My friends had gone into the next room in the Jim Henson collection to look at the Muppets. I followed, but kept glancing back at the world I’d dreamed of since I was 5. While they watched the video about Jim and his career as a Muppeteer, I snuck back in the Labyrinth. I passed the latex hands that asked Sarah which way she wanted to go. I chose forward. I walked past the Door Knocker, who may have seen me but didn’t hear me. I look at Sir Didymus, on his saddle, but without Ambrosius. When I turned, I faced the Red Door Guards.
In the most surreal moment of my life, I stared at this figure from my childhood. I pressed my hand to the glass that separated us. I knew it was insane, but I expected them to move, to ask me a riddle, to offer me a choice. For a moment I was Sarah. We were the same.
One of them leads to the Castle at the center of the Labyrinth, and the other one leads to certain death.
But I’m not Sarah, and reality shattered my daydream. Still, I looked at them, willing them to be alive. Of course they didn’t speak, but at that moment, I made a choice.
My world had been falling down for years: stuck in a job I don’t love because I couldn’t find anything else, the divorce, the drama, the negative energy. The struggle between doing what I felt and what was expected of me.

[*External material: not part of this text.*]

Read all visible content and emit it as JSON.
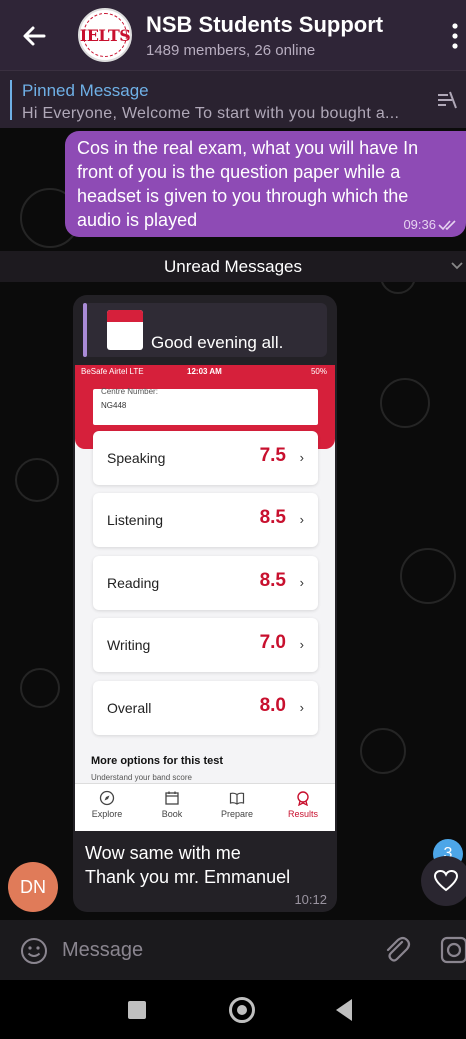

There was no ruffied peach dream, no gilded ball filled with people playing at being goblins. No overly dramatic and glittery entrances.
The world fell down and in that moment, standing before the Red Guards, I chose.

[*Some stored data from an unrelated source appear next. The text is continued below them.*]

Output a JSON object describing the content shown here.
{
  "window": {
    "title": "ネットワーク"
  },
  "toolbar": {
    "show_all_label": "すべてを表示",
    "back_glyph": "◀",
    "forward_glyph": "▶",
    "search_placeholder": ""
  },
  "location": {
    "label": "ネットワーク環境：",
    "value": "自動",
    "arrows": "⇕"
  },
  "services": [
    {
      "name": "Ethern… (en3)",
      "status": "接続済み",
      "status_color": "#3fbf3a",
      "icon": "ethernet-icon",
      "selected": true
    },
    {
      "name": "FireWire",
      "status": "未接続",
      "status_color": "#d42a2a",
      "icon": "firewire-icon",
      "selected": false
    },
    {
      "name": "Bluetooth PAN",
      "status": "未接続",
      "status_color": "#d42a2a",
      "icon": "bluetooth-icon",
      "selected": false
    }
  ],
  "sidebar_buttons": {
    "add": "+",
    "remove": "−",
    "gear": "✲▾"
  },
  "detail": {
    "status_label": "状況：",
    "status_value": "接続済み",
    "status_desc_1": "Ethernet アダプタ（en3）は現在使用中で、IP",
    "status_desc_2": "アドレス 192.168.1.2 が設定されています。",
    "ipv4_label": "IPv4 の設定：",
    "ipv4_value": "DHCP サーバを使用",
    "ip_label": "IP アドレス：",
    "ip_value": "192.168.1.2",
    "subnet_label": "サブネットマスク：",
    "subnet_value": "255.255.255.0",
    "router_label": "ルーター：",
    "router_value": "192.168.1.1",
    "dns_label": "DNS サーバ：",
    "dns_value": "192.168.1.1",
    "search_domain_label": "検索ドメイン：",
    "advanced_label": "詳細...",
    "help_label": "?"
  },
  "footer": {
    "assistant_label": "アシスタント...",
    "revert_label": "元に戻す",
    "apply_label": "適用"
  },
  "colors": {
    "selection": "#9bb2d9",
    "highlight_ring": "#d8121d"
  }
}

To be the person I am, without fear of judgement. To be in love with myself again. To put myself, and my writing, out into the world. To defeat the Labyrinth. The film is about taking responsibility for your actions, and I’ve been hiding for too long.
Certain death is remaining complacent. Fighting for my life as a writer, fighting get my stories out in the world is fighting my way to that castle.
And I fight every day.
Through dangers untold and hardships unnumbered, I have fought my way to the castle beyond the Goblin City. For my will is as strong as yours, and my kingdom is as great.
They have no power of me.
One day those words will be etched into my skin, as they are in my heart.
Just never utter the words, “It’s a piece of cake.”